About 100 employees, including members of the administration, designers, seamstresses and secretaries, staged a three-hour protest Friday in front of Valentino’s headquarters in Piazza Mignanelli, demanding answers about the company’s restructuring — and the possibility that staff may be transferred to the northern cities of Milan and Turin.
The fashion house issued a statement late Friday saying, “Valentino, now a part of an integrated textile and apparel group, is studying different options, all of which are aimed at the direct and rapid expansion of the brand on international markets.” It added, however, that it was too early to discuss specific strategies.
Fabio Giombini, Valentino’s new managing director who began work this month, scheduled a meeting with the unions on Sept. 29 to discuss the future of the company. HdP controls Valentino, the Turin-based clothing manufacturer GFT, Fila and RCS publishing, which owns the daily newspaper Corriere della Sera.
On Friday, workers carried banners with slogans accusing Maurizio Romiti, the ceo of HdP and vice-chairman of Valentino, of killing the company: “Tell us, Romiti, what death awaits us!” and “Maurizio, you bought yourself a toy — and now you’re breaking it!”

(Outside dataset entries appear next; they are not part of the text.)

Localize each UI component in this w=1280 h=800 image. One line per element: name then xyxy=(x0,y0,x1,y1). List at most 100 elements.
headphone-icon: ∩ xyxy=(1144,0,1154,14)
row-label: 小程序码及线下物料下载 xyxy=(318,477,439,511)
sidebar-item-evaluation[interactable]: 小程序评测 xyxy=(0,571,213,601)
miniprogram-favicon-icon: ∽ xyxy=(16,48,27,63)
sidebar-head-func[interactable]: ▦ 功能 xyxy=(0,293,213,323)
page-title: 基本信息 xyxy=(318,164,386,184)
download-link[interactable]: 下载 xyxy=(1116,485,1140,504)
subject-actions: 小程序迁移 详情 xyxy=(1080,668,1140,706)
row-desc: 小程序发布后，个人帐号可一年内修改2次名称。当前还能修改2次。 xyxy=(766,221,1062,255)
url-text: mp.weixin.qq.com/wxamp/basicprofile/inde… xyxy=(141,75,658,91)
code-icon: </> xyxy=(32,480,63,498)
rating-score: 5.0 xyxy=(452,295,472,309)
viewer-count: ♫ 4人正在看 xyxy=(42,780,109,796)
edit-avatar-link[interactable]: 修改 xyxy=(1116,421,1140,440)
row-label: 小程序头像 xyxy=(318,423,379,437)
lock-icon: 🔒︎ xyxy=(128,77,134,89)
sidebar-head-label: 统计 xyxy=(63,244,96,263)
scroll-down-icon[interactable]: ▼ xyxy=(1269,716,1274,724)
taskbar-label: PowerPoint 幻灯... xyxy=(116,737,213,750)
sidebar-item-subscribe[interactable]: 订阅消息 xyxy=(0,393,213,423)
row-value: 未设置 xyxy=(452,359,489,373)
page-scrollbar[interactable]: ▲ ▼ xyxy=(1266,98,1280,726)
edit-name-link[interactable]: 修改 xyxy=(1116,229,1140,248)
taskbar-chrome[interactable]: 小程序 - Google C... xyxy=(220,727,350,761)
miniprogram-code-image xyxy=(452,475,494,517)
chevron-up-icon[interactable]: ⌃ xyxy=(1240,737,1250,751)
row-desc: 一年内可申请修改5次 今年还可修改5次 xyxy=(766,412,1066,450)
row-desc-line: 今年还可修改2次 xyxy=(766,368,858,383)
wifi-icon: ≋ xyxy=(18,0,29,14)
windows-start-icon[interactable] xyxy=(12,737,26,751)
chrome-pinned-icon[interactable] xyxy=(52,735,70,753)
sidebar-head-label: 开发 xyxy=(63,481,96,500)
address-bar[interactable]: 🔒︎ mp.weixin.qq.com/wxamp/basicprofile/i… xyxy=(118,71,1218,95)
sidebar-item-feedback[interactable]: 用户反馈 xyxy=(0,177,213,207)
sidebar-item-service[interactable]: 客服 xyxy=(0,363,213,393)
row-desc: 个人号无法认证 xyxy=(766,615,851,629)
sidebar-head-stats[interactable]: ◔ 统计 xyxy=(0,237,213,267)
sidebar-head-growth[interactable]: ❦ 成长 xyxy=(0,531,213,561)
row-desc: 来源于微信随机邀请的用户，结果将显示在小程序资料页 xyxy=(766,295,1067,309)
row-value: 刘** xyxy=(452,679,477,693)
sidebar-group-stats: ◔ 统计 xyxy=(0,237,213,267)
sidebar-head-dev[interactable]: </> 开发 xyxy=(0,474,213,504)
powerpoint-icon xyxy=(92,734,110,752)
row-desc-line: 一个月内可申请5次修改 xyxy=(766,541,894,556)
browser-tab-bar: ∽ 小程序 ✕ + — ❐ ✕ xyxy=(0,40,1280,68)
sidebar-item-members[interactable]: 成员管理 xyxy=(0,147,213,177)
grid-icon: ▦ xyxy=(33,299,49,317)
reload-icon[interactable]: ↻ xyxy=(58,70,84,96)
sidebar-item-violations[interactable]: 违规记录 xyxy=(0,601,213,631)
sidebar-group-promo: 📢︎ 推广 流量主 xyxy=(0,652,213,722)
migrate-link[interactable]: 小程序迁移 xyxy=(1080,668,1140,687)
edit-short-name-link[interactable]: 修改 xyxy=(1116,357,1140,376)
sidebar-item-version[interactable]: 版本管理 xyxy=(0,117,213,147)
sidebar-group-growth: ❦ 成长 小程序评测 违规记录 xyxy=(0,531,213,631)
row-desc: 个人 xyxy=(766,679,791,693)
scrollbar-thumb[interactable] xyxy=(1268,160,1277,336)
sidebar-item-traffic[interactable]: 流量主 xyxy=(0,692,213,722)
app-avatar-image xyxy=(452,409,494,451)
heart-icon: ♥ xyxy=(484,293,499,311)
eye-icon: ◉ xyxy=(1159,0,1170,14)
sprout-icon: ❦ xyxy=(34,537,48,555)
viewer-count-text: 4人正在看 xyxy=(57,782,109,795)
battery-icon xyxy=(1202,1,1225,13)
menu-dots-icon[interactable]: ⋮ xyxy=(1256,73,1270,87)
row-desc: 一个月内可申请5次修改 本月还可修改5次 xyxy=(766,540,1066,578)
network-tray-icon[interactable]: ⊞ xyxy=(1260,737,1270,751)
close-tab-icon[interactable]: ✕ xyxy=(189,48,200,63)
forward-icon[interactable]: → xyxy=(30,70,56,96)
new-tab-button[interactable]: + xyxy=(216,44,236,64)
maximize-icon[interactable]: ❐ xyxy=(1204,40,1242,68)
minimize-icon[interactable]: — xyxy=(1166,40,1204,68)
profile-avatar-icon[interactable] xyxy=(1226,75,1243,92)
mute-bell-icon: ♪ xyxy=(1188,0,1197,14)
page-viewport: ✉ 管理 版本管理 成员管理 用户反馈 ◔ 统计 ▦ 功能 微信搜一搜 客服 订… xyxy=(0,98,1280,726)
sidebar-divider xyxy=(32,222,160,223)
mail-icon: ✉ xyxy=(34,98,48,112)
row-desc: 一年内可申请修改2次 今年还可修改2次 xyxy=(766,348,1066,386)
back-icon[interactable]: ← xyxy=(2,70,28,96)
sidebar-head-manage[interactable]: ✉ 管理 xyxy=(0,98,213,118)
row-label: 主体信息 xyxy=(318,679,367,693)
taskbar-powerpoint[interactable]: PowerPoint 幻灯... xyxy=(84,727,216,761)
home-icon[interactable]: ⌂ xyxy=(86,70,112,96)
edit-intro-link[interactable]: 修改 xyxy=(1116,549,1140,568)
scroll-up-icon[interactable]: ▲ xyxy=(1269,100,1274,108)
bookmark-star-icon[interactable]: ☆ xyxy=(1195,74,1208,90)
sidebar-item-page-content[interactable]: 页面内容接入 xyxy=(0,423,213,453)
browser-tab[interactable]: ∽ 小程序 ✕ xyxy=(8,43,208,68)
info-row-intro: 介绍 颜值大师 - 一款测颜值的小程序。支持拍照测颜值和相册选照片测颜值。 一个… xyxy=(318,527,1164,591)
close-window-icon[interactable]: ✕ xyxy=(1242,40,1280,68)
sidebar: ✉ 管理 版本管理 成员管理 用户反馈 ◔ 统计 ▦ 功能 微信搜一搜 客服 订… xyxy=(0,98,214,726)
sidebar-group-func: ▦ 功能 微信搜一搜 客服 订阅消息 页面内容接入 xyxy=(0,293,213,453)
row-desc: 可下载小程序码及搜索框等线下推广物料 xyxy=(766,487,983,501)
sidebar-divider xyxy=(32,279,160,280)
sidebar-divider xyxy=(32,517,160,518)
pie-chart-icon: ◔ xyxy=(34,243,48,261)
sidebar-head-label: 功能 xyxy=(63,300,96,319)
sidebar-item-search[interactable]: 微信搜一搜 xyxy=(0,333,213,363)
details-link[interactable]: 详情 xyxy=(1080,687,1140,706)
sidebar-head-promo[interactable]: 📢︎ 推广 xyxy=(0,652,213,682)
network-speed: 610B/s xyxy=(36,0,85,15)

The strike continued on Monday with employees stopping work every half-hour. A spokeswoman for the UIL union, one of three national unions that represent Valentino employees, said the strike continued through Monday because many employees believe Valentino and HdP are simply delaying by scheduling a meeting at the end of the month.
“It’s been two years since HdP bought Valentino, and we are still getting our information about the future of this house from the newspapers,” the union spokeswoman said. “We know they are restructuring the company, and we’ve heard they may transfer workers to Milan and Turin. We want to know the truth so that we can defend ourselves.”
The process of rebuilding Valentino has been slow mostly because the company’s first managing director, Roland Bohler, resigned last April after just eight months on the job. As a result, Valentino was effectively forced to start planing its strategies from scratch.
HdP purchased Valentino in January 1998 as the first step in what Romiti said would be an aggressive acquisitions strategy aimed at building Italy’s first and largest luxury goods group.
Romiti says he still plans to build that group — with GFT as its industrial foundation — although he’s made no major acquisitions in the luxury goods sector since purchasing Valentino.